Both officers have been on administrative leave since the shooting. It was not immediately clear when they might return to duty.
An attorney for the officers, John Kautzman, said he appreciated the merit board ruled on the facts of the case “and not on the politics.”
“The Bailey family has certainly suffered a tremendous loss and we can all certainly sympathize with that. … But it’s been a tremendous, stressful journey for the police officers as well,” Kautzman said.
Roach called the decision a “lose-lose situation.” He said he hoped the Bailey family can understand the process even if they don’t accept it.
Mayor Joe Hogsett issued a statement saying the merit board’s decision “is a disappointing and frustrating reminder that even as we continue our efforts to reform our criminal justice system, much work remains to be done.”
Dinnsen testified Thursday he saw Bailey begin “digging” for something in his car’s center console. Both officers have said repeatedly under oath that they believed Bailey was looking for a gun.
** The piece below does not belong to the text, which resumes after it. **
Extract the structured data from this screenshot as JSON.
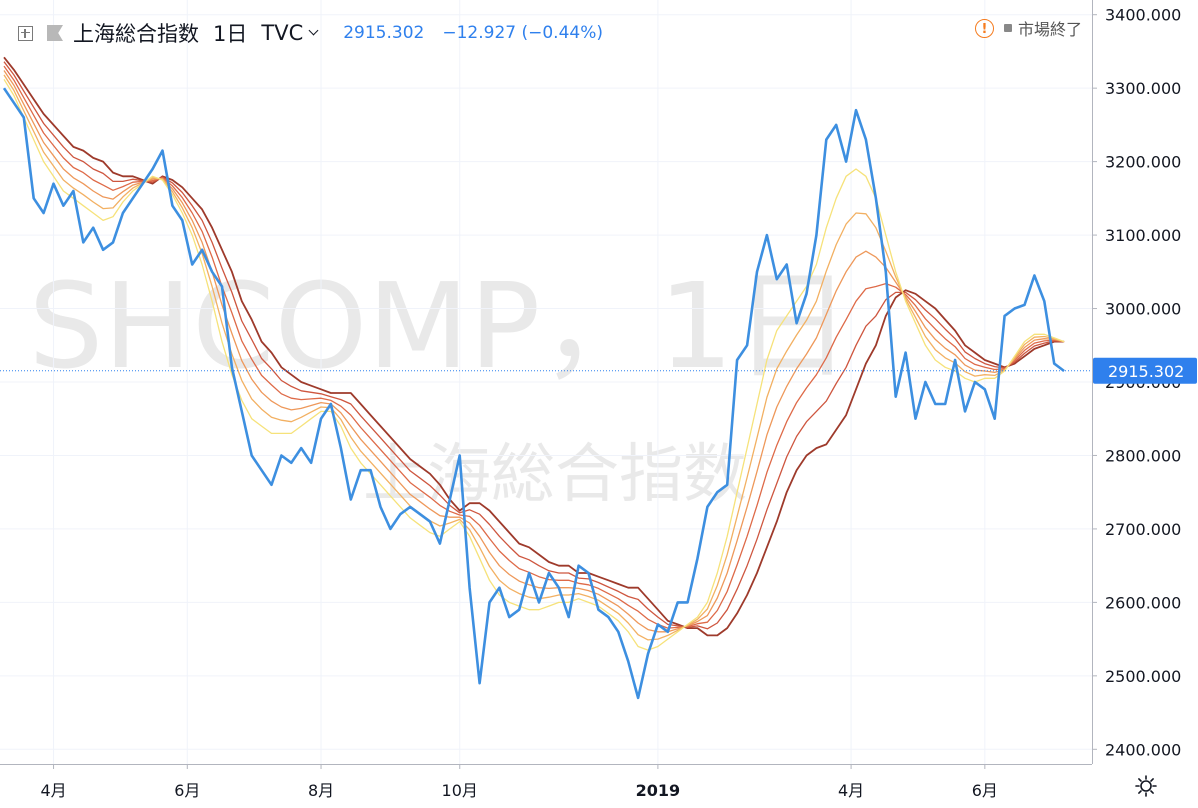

“I see Mr. Bailey reach over to the console. I see him lift the console lid up. After he got that lid open, he began to frantically search in the console,” Dinnsen said. “I believed he was going to shoot Officer Howard. So I shot the back of the car.”
Wednesday’s hearing included testimony from Howard, a detective and Roach, who told the board that even if a gun had been found in Bailey’s car he still would have recommended the officers be fired because he said they had failed to follow their training.
Before the board began Thursday’s hearing at downtown Indianapolis’ City-County Building, activists and clergy members gathered across the street to pray for a civilian police merit board to fire the officers.
A special prosecutor appointed to review the case, St. Joseph County Prosecutor Kenneth Cotter, cited the officers’ claims of self-defense and Bailey’s actions and refusal to respond to police commands in deciding that neither officer would face criminal charges in his death.
Bailey’s family is suing the city, contending the officers used excessive force and Bailey posed no threat to them. Their federal lawsuit, filed in September, seeks unspecified damages and contends the officers’ actions violated Bailey’s constitutional rights.